Zimbabwe Standard (Harare)

Zimbabwe: Salaries in Forex Fail

Ndamu Sandu

7 June 2008


WHEN Cosmas Benza (30), qualified as a chartered accountant in 2005, he hoped to receive commensurate remuneration.

The world opened its doors when an accounting firm he was working for offered him shareholding, plus a company car.

He worked there for barely a year, then packed his bags and crossed the Atlantic to Bermuda.

"I had no choice but to seek greener pastures. I discovered that with my salary it was going to be difficult to fend for my family," he told Standardbusiness last week.

Benza is another Zimbabwe professional who left for the proverbial greener pastures, following the economic meltdown that has reduced workers to penury.

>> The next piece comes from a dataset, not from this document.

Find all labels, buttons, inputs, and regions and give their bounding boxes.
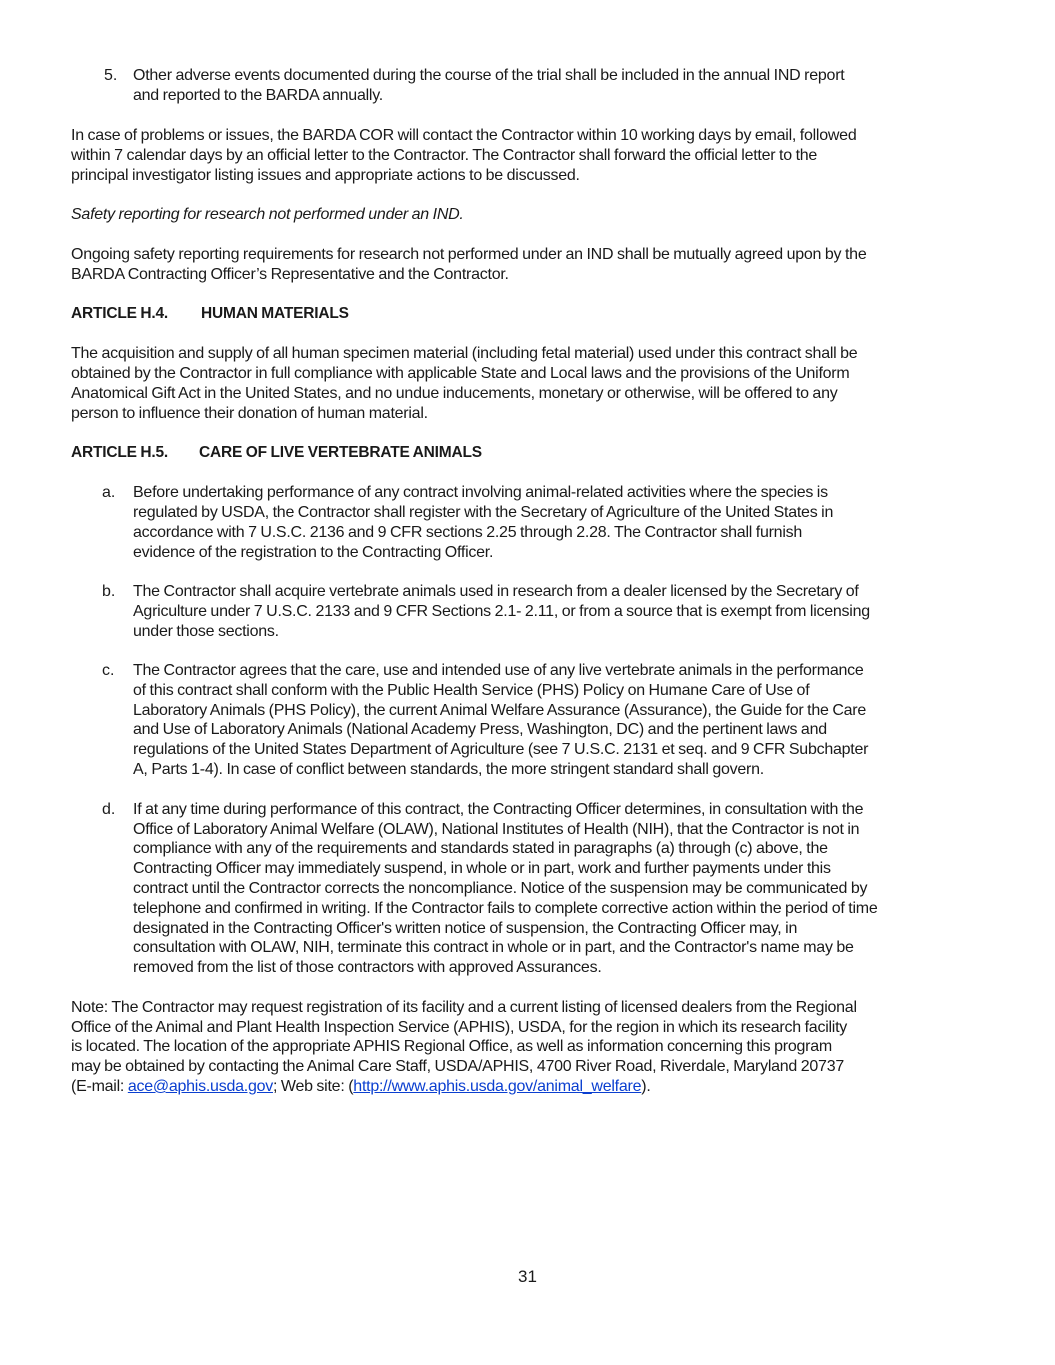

For the past two years, the country has lost professionals to neighbouring countries at an alarming rate.

First, it was the engineers and artisans lured by South Africa's booming construction industry ahead of the 2010 World Cup. The exodus has extended to professions such as teaching and the hospitality trade, as the lure of the Rand across the Limpopo becomes irresistible.

While some companies continue weeping over the loss of key staffers, others have taken up the cudgels and put in place measures to halt the brain drain.

At one law firm, employees are given groceries every month, with the money being recovered over three months.

At Air Zimbabwe, senior employees are being paid in foreign currency. Hoteliers have written to the central bank to seek approval to pay key personnel in foreign currency.

Human resources experts note while it is a noble gesture, buying groceries for staff and paying them in forex, companies with no access to forex can at least index the salaries to the US$.

"If salaries are pegged to the US$ and using the inter-bank rates, it removes the need for salary negotiations," said Memory Nguwi, a human resources expert.

Nguwi, founding partner at a human resources and management consultancy firm, Organisation Excellence Consultants, proposes a minimum salary of US$100 a month with a cut-off date when the inter-bank rate would be applicable.

He said there was now a worrying trend where employees went to work "to maintain their jobs in the hope that things would improve in the future".

"In terms of basic salaries, most workers are not earning enough to go to work. They are going there for career reasons. They don't want a gap in their careers," he said.

Luxon Zembe, a management consultant says while the gesture by employers is noble, it has to be productivity-linked.

He says dishing out groceries to employees "is a crisis intervention which is not sustainable in the long run".

"We have to address the economy and stabilise the dollar by going back to production in industries and on the farms," he said.

Zembe said for workers to survive, they needed to earn salaries in line with global standards of US$1 a day set by the International Labour Organisation and the United Nations.

But he cautions that the rate at which the Zimbabwe dollar was losing value made it difficult for employers to cope.

"It's like a dog chasing its tail," he said.

Japhet Moyo, acting secretary general of the Zimbabwe Congress of Trade Unions told Standardbusiness what employers were doing was "fire-fighting" that did not address "the fundamentals" on how to run the economy.

"We can talk about employers paying in forex or buying groceries for employees but that does not address the problem. It is the issue of politics which people are scared to talk about," Moyo said.

Analysts say a comprehensive package to revive the economy would cushion employees from the harsh economic conditions.

Zimbabwe has the highest inflation -- 1 700 000% -- in the world, an unprecedented situation in a country outside a war zone.

Analysts say inflation has eroded the purchasing power of the currency, reducing workers to paupers.

Zembe says as a way out, the country can adopt a more stable currency such as the US dollar, though there are challenges on the availability of the adopted currency.

"In practical terms, people are thinking in terms of US$," he said.